Part of me knows that my daughter has the right to make mistakes, but it's as hard to let go now as it was when she went off to college. I bite my tongue to keep from telling her what to do or why I dislike her boyfriend.
But if her family can't give her some well-intentioned advice, then who can?
And yet when she asked me what I thought of this boyfriend, I only said that he seemed nice but he should be working. She said that a lot of people have given him that advice and she didn't want to be one of them, which is an attitude I respect. But I still hope that she will kick the bum out.
My husband feels that he should speak up to protect his daughter, but he hasn't said anything yet.
A.You should step in, but on your tiptoes, so both your daughter and her boyfriend can keep their dignity.
This is a much more fearful time than most people realize -- including the ones who are going through it -- and it affects some people more than others. While your daughter is handling her twenties with maturity and confidence, her boyfriend is acting like a scared little boy.
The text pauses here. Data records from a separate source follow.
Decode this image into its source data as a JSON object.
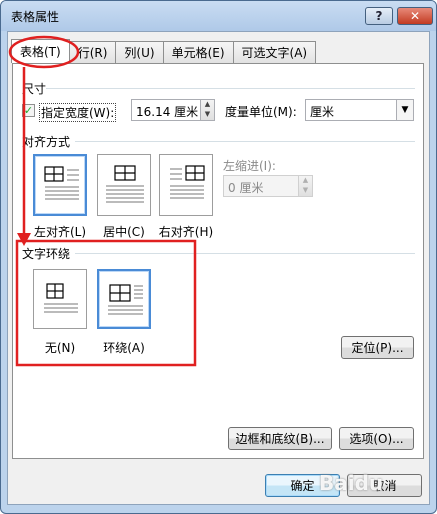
{
  "window": {
    "title": "表格属性",
    "help_label": "?",
    "close_label": "✕"
  },
  "tabs": [
    {
      "label": "表格(T)"
    },
    {
      "label": "行(R)"
    },
    {
      "label": "列(U)"
    },
    {
      "label": "单元格(E)"
    },
    {
      "label": "可选文字(A)"
    }
  ],
  "size_group": {
    "title": "尺寸",
    "checkbox_checked": true,
    "checkbox_label": "指定宽度(W):",
    "width_value": "16.14 厘米",
    "unit_label": "度量单位(M):",
    "unit_value": "厘米"
  },
  "alignment_group": {
    "title": "对齐方式",
    "options": [
      {
        "label": "左对齐(L)",
        "selected": true
      },
      {
        "label": "居中(C)",
        "selected": false
      },
      {
        "label": "右对齐(H)",
        "selected": false
      }
    ],
    "indent_label": "左缩进(I):",
    "indent_value": "0 厘米"
  },
  "wrap_group": {
    "title": "文字环绕",
    "options": [
      {
        "label": "无(N)",
        "selected": false
      },
      {
        "label": "环绕(A)",
        "selected": true
      }
    ]
  },
  "buttons": {
    "position": "定位(P)...",
    "borders": "边框和底纹(B)...",
    "options": "选项(O)...",
    "ok": "确定",
    "cancel": "取消"
  },
  "annotation_color": "#e02020",
  "watermark": "Baidu"
}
Some young people are almost frozen in fear and often decide to go to law school or get married -- or sponge off of their girlfriends -- anything to postpone the time when they must live and act like grown-ups.
The majority of young college graduates treasure the single, carefree life of lattes and late-night parties, however, but even they are nervous, for they are making decisions that could affect them for the rest of their lives.
For the first time they must decide which job to take and where to live -- and with whom -- or whether to marry instead. And they worry about their status, too. If they were such hotshots in college, then why are their jobs so unimportant now and their paychecks so small?
All of this angst calls for support and guidance from their parents.
You and your husband need to visit your daughter, staying in her apartment if you can. This will give you the chance to see what her boyfriend does when she's at work, how often he cleans and cooks and how well he answers your questions.
Fathers used to ask, "What are your intentions?" but in this case, your husband should ask, "Any good job leads lately?" and "What kind of work do you want to do?" And then say, "I know my daughter can support you, but can you support her if she loses her job?"
These questions and answers may make your daughter realize that the switch from subsidized independence to real independence is one of life's great leaps, especially for her boyfriend, and that her generous support of him may be taking away his self-confidence and making it hard for him to look for work.
Be sympathetic to these realities, and to this young man. Bluntness is needed but not harshness or sarcasm or judgmental lectures.
With gentle interference, your daughter and her boyfriend may rethink their living arrangements.